法律状态公告日
法律状态信息
法律状态
2005-08-31
授权
授权
2003-09-10
实质审查的生效
实质审查的生效
2002-05-08
公开
公开
技术领域
本发明涉及在生乳等的乳制品原料中添加转谷氨酰胺酶和还原剂,使其作用,和现有技术相比效果更好地实施乳蛋白质的交联得到的乳制品用改性原料乳的制备方法,换言之,涉及原料乳的改性方法。用根据本发明制造的原料乳,可以提供物性改良的乳制品,例如,给予物性改良好的风味和食感的酸奶、干酪、奶粉等的乳制品。
背景技术
在乳制品的制造中,保水性、乳化稳定性、粘度、光滑度等这样的物性特性极大地左右商品价值,乳制品制造业者为了制造具有改良的物性的乳制品,实行了各种各样的办法。例如,为了酸奶和冰淇淋等的食感改良或保水性提高,利用各种增稠多糖类是公知的,另外,报道了为了减少酸奶的脱水而使用特殊的乳酸菌发酵剂(特开平5-268874号公报),为了得到光滑的加工干酪而使用单酸甘油酯(特开平11-105号公报),为了得到冰淇淋的温度稳定性而使用乳清蛋白(特开平9-135664号公报)等各种各样的方法。

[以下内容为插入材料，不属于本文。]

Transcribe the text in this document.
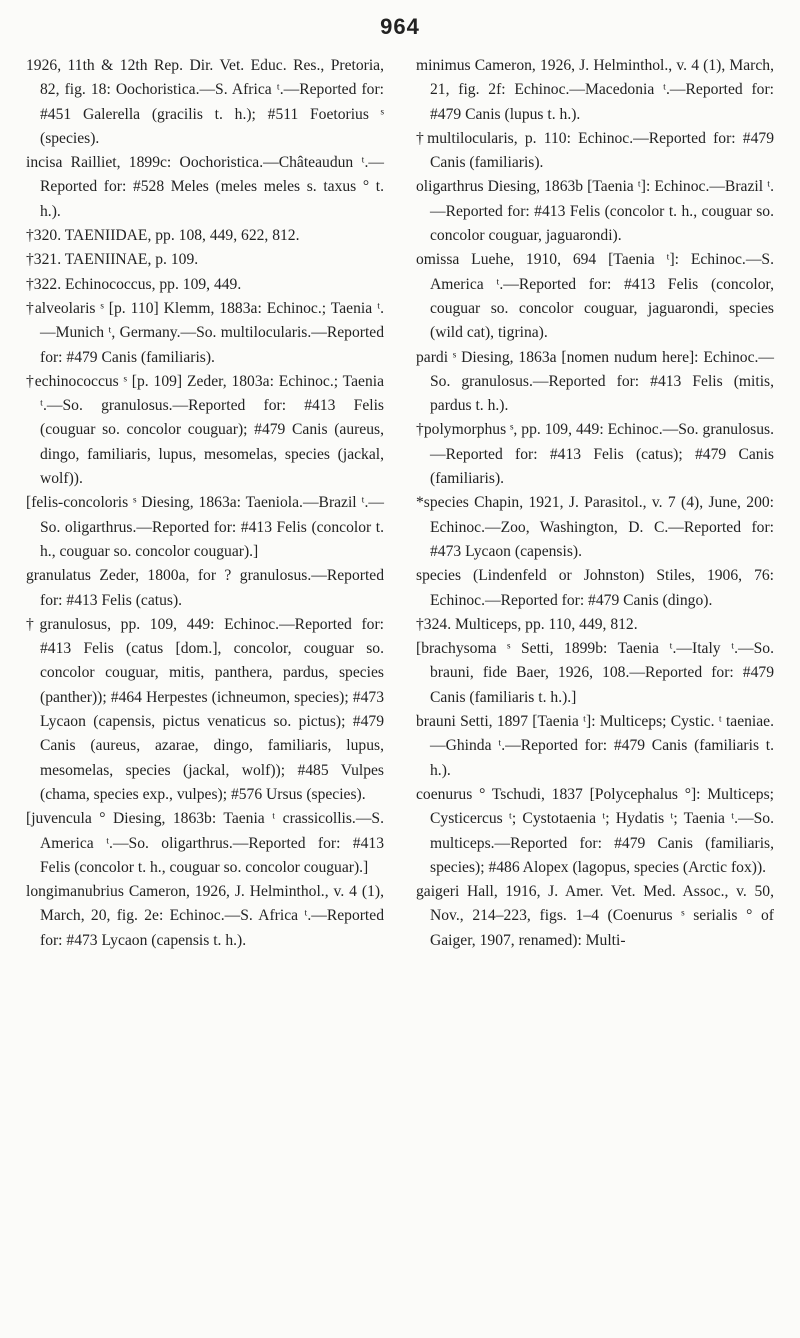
964

1926, 11th & 12th Rep. Dir. Vet. Educ. Res., Pretoria, 82, fig. 18: Oochoristica.—S. Africa ᵗ.—Reported for: #451 Galerella (gracilis t. h.); #511 Foetorius ˢ (species).

incisa Railliet, 1899c: Oochoristica.—Châteaudun ᵗ.—Reported for: #528 Meles (meles meles s. taxus ° t. h.).

†320. TAENIIDAE, pp. 108, 449, 622, 812.

†321. TAENIINAE, p. 109.

†322. Echinococcus, pp. 109, 449.

†alveolaris ˢ [p. 110] Klemm, 1883a: Echinoc.; Taenia ᵗ.—Munich ᵗ, Germany.—So. multilocularis.—Reported for: #479 Canis (familiaris).

†echinococcus ˢ [p. 109] Zeder, 1803a: Echinoc.; Taenia ᵗ.—So. granulosus.—Reported for: #413 Felis (couguar so. concolor couguar); #479 Canis (aureus, dingo, familiaris, lupus, mesomelas, species (jackal, wolf)).

[felis-concoloris ˢ Diesing, 1863a: Taeniola.—Brazil ᵗ.—So. oligarthrus.—Reported for: #413 Felis (concolor t. h., couguar so. concolor couguar).]

granulatus Zeder, 1800a, for ? granulosus.—Reported for: #413 Felis (catus).

†granulosus, pp. 109, 449: Echinoc.—Reported for: #413 Felis (catus [dom.], concolor, couguar so. concolor couguar, mitis, panthera, pardus, species (panther)); #464 Herpestes (ichneumon, species); #473 Lycaon (capensis, pictus venaticus so. pictus); #479 Canis (aureus, azarae, dingo, familiaris, lupus, mesomelas, species (jackal, wolf)); #485 Vulpes (chama, species exp., vulpes); #576 Ursus (species).

[juvencula ° Diesing, 1863b: Taenia ᵗ crassicollis.—S. America ᵗ.—So. oligarthrus.—Reported for: #413 Felis (concolor t. h., couguar so. concolor couguar).]

longimanubrius Cameron, 1926, J. Helminthol., v. 4 (1), March, 20, fig. 2e: Echinoc.—S. Africa ᵗ.—Reported for: #473 Lycaon (capensis t. h.).

minimus Cameron, 1926, J. Helminthol., v. 4 (1), March, 21, fig. 2f: Echinoc.—Macedonia ᵗ.—Reported for: #479 Canis (lupus t. h.).

†multilocularis, p. 110: Echinoc.—Reported for: #479 Canis (familiaris).

oligarthrus Diesing, 1863b [Taenia ᵗ]: Echinoc.—Brazil ᵗ.—Reported for: #413 Felis (concolor t. h., couguar so. concolor couguar, jaguarondi).

omissa Luehe, 1910, 694 [Taenia ᵗ]: Echinoc.—S. America ᵗ.—Reported for: #413 Felis (concolor, couguar so. concolor couguar, jaguarondi, species (wild cat), tigrina).

pardi ˢ Diesing, 1863a [nomen nudum here]: Echinoc.—So. granulosus.—Reported for: #413 Felis (mitis, pardus t. h.).

†polymorphus ˢ, pp. 109, 449: Echinoc.—So. granulosus.—Reported for: #413 Felis (catus); #479 Canis (familiaris).

*species Chapin, 1921, J. Parasitol., v. 7 (4), June, 200: Echinoc.—Zoo, Washington, D. C.—Reported for: #473 Lycaon (capensis).

species (Lindenfeld or Johnston) Stiles, 1906, 76: Echinoc.—Reported for: #479 Canis (dingo).

†324. Multiceps, pp. 110, 449, 812.

[brachysoma ˢ Setti, 1899b: Taenia ᵗ.—Italy ᵗ.—So. brauni, fide Baer, 1926, 108.—Reported for: #479 Canis (familiaris t. h.).]

brauni Setti, 1897 [Taenia ᵗ]: Multiceps; Cystic. ᵗ taeniae.—Ghinda ᵗ.—Reported for: #479 Canis (familiaris t. h.).

coenurus ° Tschudi, 1837 [Polycephalus °]: Multiceps; Cysticercus ᵗ; Cystotaenia ᵗ; Hydatis ᵗ; Taenia ᵗ.—So. multiceps.—Reported for: #479 Canis (familiaris, species); #486 Alopex (lagopus, species (Arctic fox)).

gaigeri Hall, 1916, J. Amer. Vet. Med. Assoc., v. 50, Nov., 214–223, figs. 1–4 (Coenurus ˢ serialis ° of Gaiger, 1907, renamed): Multi-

另一方面,报道了使用具有交联结合蛋白质的作用的酶即转谷氨酰胺酶(以下简称为TG),改良乳制品品质的尝试。例如,在酸奶中添加TG使粘度增加,使脱水降低(特开平6-197688号公报),在制造工艺中使用TG而使凝乳的收率提高(特开平8-173032号公报)等。
由这样的TG产生的品质改良有各种各样的产业上的优点。首先,第一,在非常微量的添加量下,显示效果,由于TG直接作用于食品蛋白质而显示效果,对食感的坏的影响少。例如,在酸奶中添加增稠多糖类而改良物性的时候等,即使得到粘度上升和防止脱水等效果,由于增稠多糖类本身的糊的食感,有时未必与总体的质量提高有关联。
第二,对于想要尽量减少所谓的食品添加剂的摄取的消费者的需求,使用这样的酶有天然感,使商品具有高附加值。来自天然微生物的TG已经商业化,在各种食品加工中被广泛使用。
至此,有关TG的乳蛋白质的反应性的报告主要是对于乳清蛋白质,特别是作为其成分的α-乳清蛋白和β-乳球蛋白或乳清蛋白浓缩物等而进行研究的。乳清蛋白质不仅在分子内具有SS键这样的构造,而且作为TG的反应性低的蛋白质是已知的(Fargemand等人,J.Agric.Food Chem.(1997)45,2514-2519,特别是2517页第41-53行)。例如,Traore和Meunier(J.Agric.Food Chem.(1992)40,399-402)报导了使因子XIII(血液中的TG)在乳清蛋白质中产生作用时,如果没有还原剂存在时,就不能进行交联聚合。
另外,Aboumahmoud和Savello(J.Dairy Sci.(1990)73,256-263)报道了关于在制作蛋白质基的膜的目的下,用来自豚鼠肝脏的TG使α-乳清蛋白和β-乳球蛋白进行交联反应时,预先在还原剂存在下,在85℃下预热这些乳清蛋白质。
Fargemand等(Food Hydrocolloids,(1997)11,19-25)报导了关于乳清蛋白质和钙非依赖性TG的反应,具有在二硫苏糖醇(DTT)或半胱氨酸存在下交联聚合物增加,另外,即使在碱性下也有某种程度的交联聚合物增加的效果。
作为乳蛋白质的主要蛋白质的酪蛋白作为TG反应性高的蛋白质是已知的(Fargemand等人,Food Hydrocolloids(1997)vol.11,no.3,pp.287-292)。例如,Nio等人报告了由来自豚鼠的TG产生的αS1-酪蛋白的交联聚合(Agrc.Biol.Chem.(1986),50,851-855),Traore等人报告了由来自人的因子XIIIa产生的精制酪蛋白,特别是β-酪蛋白和κ-酪蛋白的交联聚合。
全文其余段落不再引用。